Under the fourth prong of the prima facie analysis, Plaintiff must establish that either (1) members of the opposite sex were treated more favorably or (2) the adverse employment action occurred under circumstances that could give rise to an inference of intentional gender discrimination. Plaintiff has not succeeded in showing that members of the opposite sex were treated more favorably. While Plaintiff argues that male coaches attended parties hosted by student athletes and retained their coaching positions, she does not point to any evidence that such male coaches were found, by school administrators, to have mishandled an escalating situation with a student athlete or that such male coaches were subject to an investigation for bullying a student athlete, like Plaintiff in this case. See Wilson v. Lock Haven Univ., 474 Fed.Appx. 74, 76 (3d Cir. 2012) (affirming district court's finding that plaintiff failed to establish a prima facie case in Title VII race discrimination case where “[t]he comparisons [plaintiff] makes between himself and other coaches were unsupported by any record evidence, and thus, he has failed to demonstrate that other similarly situated individuals were treated any differently, regardless of race”). Plaintiff also has not succeeded in showing that the adverse employment action occurred under circumstances that could give rise to an inference of intentional gender discrimination where she was replaced by a female coach.

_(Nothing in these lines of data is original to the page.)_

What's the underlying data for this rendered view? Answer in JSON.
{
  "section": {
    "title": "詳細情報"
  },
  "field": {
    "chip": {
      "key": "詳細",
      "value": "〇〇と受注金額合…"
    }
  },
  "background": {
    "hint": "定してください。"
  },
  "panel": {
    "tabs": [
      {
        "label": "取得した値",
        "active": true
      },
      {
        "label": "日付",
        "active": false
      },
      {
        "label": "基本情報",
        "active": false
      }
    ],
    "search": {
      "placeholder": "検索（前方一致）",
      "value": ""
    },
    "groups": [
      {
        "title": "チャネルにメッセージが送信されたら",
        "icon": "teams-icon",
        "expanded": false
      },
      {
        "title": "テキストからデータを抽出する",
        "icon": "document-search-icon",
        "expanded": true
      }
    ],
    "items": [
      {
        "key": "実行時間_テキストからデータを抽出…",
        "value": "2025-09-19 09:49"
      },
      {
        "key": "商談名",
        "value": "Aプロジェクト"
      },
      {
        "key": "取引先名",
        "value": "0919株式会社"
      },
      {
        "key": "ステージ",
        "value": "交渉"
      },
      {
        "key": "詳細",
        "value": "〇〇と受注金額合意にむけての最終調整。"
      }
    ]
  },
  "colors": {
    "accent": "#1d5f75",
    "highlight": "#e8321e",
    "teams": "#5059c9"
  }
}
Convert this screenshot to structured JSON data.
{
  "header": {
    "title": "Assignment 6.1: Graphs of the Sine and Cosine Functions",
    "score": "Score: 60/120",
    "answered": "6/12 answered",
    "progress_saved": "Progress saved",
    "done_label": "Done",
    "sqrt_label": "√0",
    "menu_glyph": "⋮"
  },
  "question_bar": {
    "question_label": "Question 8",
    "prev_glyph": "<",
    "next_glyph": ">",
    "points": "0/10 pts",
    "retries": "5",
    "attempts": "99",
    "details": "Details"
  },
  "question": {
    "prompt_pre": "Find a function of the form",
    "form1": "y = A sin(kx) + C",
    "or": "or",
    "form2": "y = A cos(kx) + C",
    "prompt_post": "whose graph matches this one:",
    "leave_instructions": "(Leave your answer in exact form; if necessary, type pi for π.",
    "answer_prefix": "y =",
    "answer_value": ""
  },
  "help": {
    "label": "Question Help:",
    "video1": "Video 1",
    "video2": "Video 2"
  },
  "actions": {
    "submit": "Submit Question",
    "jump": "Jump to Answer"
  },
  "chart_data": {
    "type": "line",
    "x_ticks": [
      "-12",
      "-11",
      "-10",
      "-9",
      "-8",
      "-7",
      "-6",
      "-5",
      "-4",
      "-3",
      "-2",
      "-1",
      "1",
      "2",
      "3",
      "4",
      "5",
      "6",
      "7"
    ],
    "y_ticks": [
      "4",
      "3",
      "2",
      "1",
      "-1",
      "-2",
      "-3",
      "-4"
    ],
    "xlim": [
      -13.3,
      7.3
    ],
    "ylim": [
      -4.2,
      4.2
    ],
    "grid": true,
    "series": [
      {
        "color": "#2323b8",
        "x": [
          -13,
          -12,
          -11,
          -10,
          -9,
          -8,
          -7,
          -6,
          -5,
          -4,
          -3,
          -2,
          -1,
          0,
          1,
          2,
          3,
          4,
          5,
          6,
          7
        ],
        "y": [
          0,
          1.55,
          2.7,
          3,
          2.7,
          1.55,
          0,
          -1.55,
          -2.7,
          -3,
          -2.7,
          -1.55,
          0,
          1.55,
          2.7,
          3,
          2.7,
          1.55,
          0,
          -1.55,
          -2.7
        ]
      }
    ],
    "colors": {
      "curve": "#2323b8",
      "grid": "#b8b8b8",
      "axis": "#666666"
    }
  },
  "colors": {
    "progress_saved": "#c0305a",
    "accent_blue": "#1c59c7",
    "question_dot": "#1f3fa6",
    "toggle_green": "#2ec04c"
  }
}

Even if Plaintiff did successfully establish a prima facie case of gender discrimination under Title VII, her claim fails under the remaining steps of the McDonnell Douglas burdenshifting framework. Defendant has a legitimate, non-discriminatory reason for terminating Plaintiff. It is clear from deposition testimony in the record and Central Bucks' investigative report into the allegations of bullying against Plaintiff that the decision not to reappoint Plaintiff as head coach was based on Plaintiff's mishandling of the conflict between her and Rita Roe (and her mother Doe) over a period of time--which is a legitimate nondiscriminatory reason for the termination--and not simply due to Plaintiff's attendance at a pool party hosted by a student athlete. See ECF 133-1 at 17, Ex D-85, 66:23-67:2, 67:22-68:9 (Dr. Lucabaugh testimony).
Dr. Lucabaugh testified, “[T]he situation had become so untenable between she [Plaintiff] and [Doe]. And I had asked Becky [Cartee-Haring] to just - just don't interact with her anymore. ... And I saw Becky engaging. And I saw [Doe] engaging. And I saw the situation escalating. And I said, don't interact with her anymore. And she continued and continued and continued to interact with her [Doe] and it just escalated the situation. And I also - and I put this in my report. The report exonerated her from bullying and I don't think she did bully anyone, but I also don't think she handled the situation in a way that could have caused all of this to go away.”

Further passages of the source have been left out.